In deze uitspraak van de Rechtbank Den Haag, gedateerd 15 april 2025, wordt het beroep van eiser tegen het niet tijdig beslissen op zijn verzoek om heroverweging van de beslissing op zijn asielaanvraag behandeld. Eiser had op 5 december 2022 een asielaanvraag ingediend, welke op 13 september 2024 door de minister van Asiel en Migratie was ingewilligd. Eiser diende op 16 september 2024 een verzoek om heroverweging in, maar de minister heeft hierop niet tijdig beslist. Eiser heeft de minister op 6 december 2024 in gebreke gesteld, waarna hij op 7 januari 2025 beroep heeft ingesteld wegens het niet tijdig beslissen.

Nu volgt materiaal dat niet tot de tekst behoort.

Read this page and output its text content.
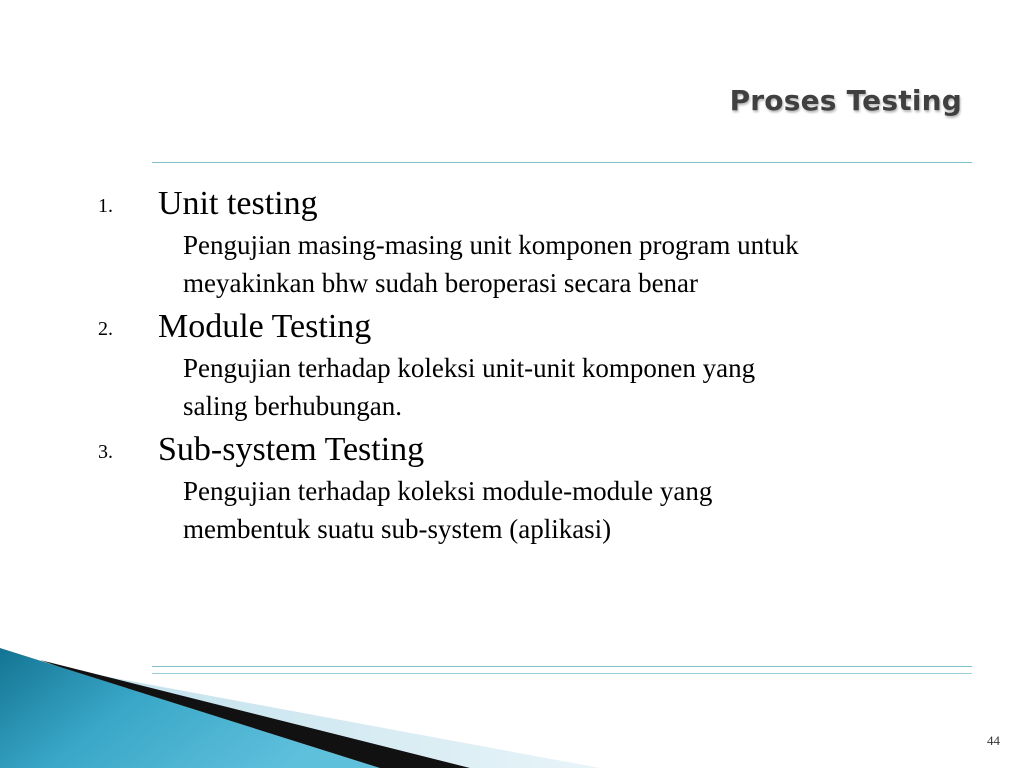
Proses Testing
1. Unit testing
Pengujian masing-masing unit komponen program untuk
meyakinkan bhw sudah beroperasi secara benar
2. Module Testing
Pengujian terhadap koleksi unit-unit komponen yang
saling berhubungan.
3. Sub-system Testing
Pengujian terhadap koleksi module-module yang
membentuk suatu sub-system (aplikasi)
44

De rechtbank oordeelt dat het beroep kennelijk gegrond is, omdat de minister niet binnen de wettelijk gestelde termijn heeft gereageerd. De rechtbank wijst erop dat volgens artikel 6:2 van de Algemene wet bestuursrecht (Awb) het niet tijdig nemen van een besluit gelijkgesteld wordt met een besluit. De rechtbank legt de minister een dwangsom op van € 100,- per dag voor elke dag dat de beslistermijn wordt overschreden, met een maximum van € 7.500,-. Tevens wordt de minister veroordeeld in de proceskosten van eiser, vastgesteld op € 453,50.
De rechtbank bepaalt dat de minister binnen acht weken na de bekendmaking van deze uitspraak alsnog een besluit op het verzoek om heroverweging moet nemen. Deze uitspraak is gedaan door mr. A.G.D. Overmars, in aanwezigheid van griffier M.A. Postma, en is openbaar gemaakt op rechtspraak.nl.